Giustizia; Pansini (ANF): riforma Bonafede contraddittoria. Rito civile semplificato e 3 anni in più per ragionevole durata dei processi è da teatro dell’assurdo

Invece di valutare riforme degli ultimi anni, si butta la palla in avanti. chi siede ai tavoli ministeriali non deve, nell’interesse della collettività, accettare soluzioni al ribasso “Difficile a credersi se non fosse tutto scritto nero su bianco. Sconcerta l’impostazione che il ministro Bonafede ha voluto dare alla sua riforma per incidere sulla velocità dei
Invece di valutare riforme degli ultimi anni, si butta la palla in avanti. chi siede ai tavoli ministeriali non deve, nell’interesse della collettività, accettare soluzioni al ribasso

“Difficile a credersi se non fosse tutto scritto nero su bianco. Sconcerta l’impostazione che il ministro Bonafede ha voluto dare alla sua riforma per incidere sulla velocità dei processi. Al 31 dicembre 2018 (ultimo dato disponibile) i procedimenti “a rischio legge Pinto” sono ben 484.675, un dato che il Guardasigilli e gli uffici del suo ministero hanno pensato non di aggredire, ma semplicemente di aggirare.
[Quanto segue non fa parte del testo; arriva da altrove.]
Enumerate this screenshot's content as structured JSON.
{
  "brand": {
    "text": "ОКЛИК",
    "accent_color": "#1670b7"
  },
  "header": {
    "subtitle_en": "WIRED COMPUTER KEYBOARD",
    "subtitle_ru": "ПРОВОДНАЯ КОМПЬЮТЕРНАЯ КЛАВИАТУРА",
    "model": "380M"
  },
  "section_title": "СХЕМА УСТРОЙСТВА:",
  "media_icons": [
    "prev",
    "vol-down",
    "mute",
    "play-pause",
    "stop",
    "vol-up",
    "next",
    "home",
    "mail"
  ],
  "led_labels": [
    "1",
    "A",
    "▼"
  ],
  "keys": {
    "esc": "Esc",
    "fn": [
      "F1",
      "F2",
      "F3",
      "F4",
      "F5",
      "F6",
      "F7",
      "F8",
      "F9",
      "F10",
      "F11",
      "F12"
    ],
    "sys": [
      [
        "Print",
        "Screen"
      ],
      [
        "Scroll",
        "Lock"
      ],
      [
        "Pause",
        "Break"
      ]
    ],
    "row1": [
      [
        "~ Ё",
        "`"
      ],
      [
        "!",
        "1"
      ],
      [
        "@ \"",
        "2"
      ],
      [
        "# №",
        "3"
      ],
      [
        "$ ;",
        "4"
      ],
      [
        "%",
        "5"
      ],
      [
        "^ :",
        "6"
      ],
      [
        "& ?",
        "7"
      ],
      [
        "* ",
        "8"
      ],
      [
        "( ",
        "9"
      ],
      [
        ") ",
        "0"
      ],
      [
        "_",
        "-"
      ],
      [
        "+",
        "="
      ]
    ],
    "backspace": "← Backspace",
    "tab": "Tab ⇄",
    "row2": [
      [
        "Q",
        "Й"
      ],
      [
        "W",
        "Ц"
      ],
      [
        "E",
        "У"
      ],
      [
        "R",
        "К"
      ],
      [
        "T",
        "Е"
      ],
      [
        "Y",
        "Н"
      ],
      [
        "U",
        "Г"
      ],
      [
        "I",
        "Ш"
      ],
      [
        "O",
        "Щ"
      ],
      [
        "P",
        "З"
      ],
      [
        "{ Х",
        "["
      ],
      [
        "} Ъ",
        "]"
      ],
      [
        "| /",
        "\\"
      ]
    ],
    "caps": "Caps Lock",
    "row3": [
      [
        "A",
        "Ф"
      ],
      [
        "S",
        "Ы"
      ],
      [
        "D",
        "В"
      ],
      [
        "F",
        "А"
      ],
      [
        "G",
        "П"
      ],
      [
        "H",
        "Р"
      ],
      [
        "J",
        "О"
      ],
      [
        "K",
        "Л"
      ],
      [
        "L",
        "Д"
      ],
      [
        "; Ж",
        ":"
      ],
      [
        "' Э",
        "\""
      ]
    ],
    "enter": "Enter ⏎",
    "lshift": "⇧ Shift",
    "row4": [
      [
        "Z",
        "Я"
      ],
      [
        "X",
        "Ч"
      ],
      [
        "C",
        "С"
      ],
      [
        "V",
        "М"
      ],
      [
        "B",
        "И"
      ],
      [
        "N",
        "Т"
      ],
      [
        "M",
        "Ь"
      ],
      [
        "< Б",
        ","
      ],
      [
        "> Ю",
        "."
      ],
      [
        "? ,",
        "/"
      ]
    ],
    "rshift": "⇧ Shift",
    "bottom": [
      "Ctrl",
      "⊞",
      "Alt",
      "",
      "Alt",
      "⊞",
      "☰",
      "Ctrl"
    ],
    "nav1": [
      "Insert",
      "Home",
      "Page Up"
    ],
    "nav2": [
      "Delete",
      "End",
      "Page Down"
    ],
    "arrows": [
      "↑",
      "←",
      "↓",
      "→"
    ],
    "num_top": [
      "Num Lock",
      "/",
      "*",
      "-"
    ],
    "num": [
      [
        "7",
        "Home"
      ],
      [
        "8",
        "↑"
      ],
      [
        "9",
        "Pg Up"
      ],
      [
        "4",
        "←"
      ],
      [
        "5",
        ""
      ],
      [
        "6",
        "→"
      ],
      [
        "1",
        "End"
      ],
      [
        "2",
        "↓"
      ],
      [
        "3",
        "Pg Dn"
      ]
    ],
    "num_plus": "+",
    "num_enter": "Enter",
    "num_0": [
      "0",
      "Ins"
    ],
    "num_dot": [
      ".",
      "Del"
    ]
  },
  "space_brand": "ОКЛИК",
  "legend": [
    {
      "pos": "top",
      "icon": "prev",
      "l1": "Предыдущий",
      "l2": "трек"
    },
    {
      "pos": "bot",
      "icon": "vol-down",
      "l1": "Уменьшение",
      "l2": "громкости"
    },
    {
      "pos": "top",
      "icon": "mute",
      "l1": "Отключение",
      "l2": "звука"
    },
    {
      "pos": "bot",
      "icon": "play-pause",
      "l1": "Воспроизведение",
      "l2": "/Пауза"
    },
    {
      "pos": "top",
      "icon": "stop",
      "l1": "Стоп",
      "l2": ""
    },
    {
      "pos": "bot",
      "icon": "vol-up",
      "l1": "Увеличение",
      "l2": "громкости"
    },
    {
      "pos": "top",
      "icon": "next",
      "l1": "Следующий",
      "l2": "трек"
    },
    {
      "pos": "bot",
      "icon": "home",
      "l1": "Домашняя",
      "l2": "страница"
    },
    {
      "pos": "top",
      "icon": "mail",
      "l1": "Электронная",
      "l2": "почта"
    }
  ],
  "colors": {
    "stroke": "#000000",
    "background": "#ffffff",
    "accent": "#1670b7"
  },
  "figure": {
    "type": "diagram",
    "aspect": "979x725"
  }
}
Si, perché la riforma che, nel testo ad oggi noto, ha, tra gli altri, anche il dichiarato obiettivo di ridurre i tempi di durata dei processi codifica in realtà come tollerabili limiti ben al di sopra di quanto già oggi è previsto dalla legge Pinto, che fissa una durata massima di sei anni (tre in primo grado, due in appello e uno in Cassazione). Introdurre, da un lato, un nuovo rito semplificato per i giudizi civili dinanzi al giudice monocratico, come prevede il ‘Disegno di legge recante deleghe al governo per l’efficienza del processo civile e del processo penale’, e poi, dall’altro, leggere che la ragionevole durata di un procedimento é addirittura estesa, con le precisazioni che la norma contiene, a quattro anni per il giudizio di primo grado, tre per quello di appello e due per quello di Cassazione, ovvero a nove anni totali, è una contraddizione che vanifica in radice l’idea stessa di riforma, che mina la credibilità della giurisdizione del nostro Paese e che agli occhi del cittadino si presenta come l’ennesima mancata risposta alla sua domanda di giustizia. Se questi sono i risultati del lavoro di tavoli tecnici al Ministero, meglio lasciare le cose così come stanno e andare in vacanza”. Lo dichiara il segretario generale dell’Associazione Nazionale Forense Luigi Pansini.

 

“Abbiamo assistito negli ultimi anni – continua Pansini – all’emanazione di decreti legge su decreti legge per intervenire sulla durata dei processi, abbiamo assistito alla bocciatura dei rimedi preventivi e analizzato rapporti che restituivano una fotografia più fedele sul reale stato dei tempi della giustizia. Ragionevolezza avrebbe voluto che fossero verificati gli effetti degli interventi degli ultimi sei anni, e invece  ‘la madre di tutte le riforme’, la cui bontà nel merito é ancora da verificare, allo scopo di assicurare la speditezza dei procedimenti, prevede semplicemente di buttare la palla in avanti, per poi magari ricominciare a rincorrerla, con buona pace dell’affidabilità del nostro Paese e della capacità di attrarre investimenti  che sono correlati negativamente alle inefficienze della giustizia. Se a tutto ciò aggiungiamo che, stando alle segnalazioni pervenute, il pagamento degli indennizzi da legge Pinto é fermo al 2016 e che la Corte di legittimità potrebbe ammettere gli indennizzi “Pinto” sui procedimenti ‘”Pinto” sembra di vivere nel teatro dell’assurdo”.

 

“L’Avvocatura non può accettare soluzioni al ribasso – conclude Pansini – ed é singolare che chi siede al tavolo ministeriale abbia accettato in silenzio l’impianto del disegno di legge delega che sembra emergere dal testo che ad oggi si conosce”.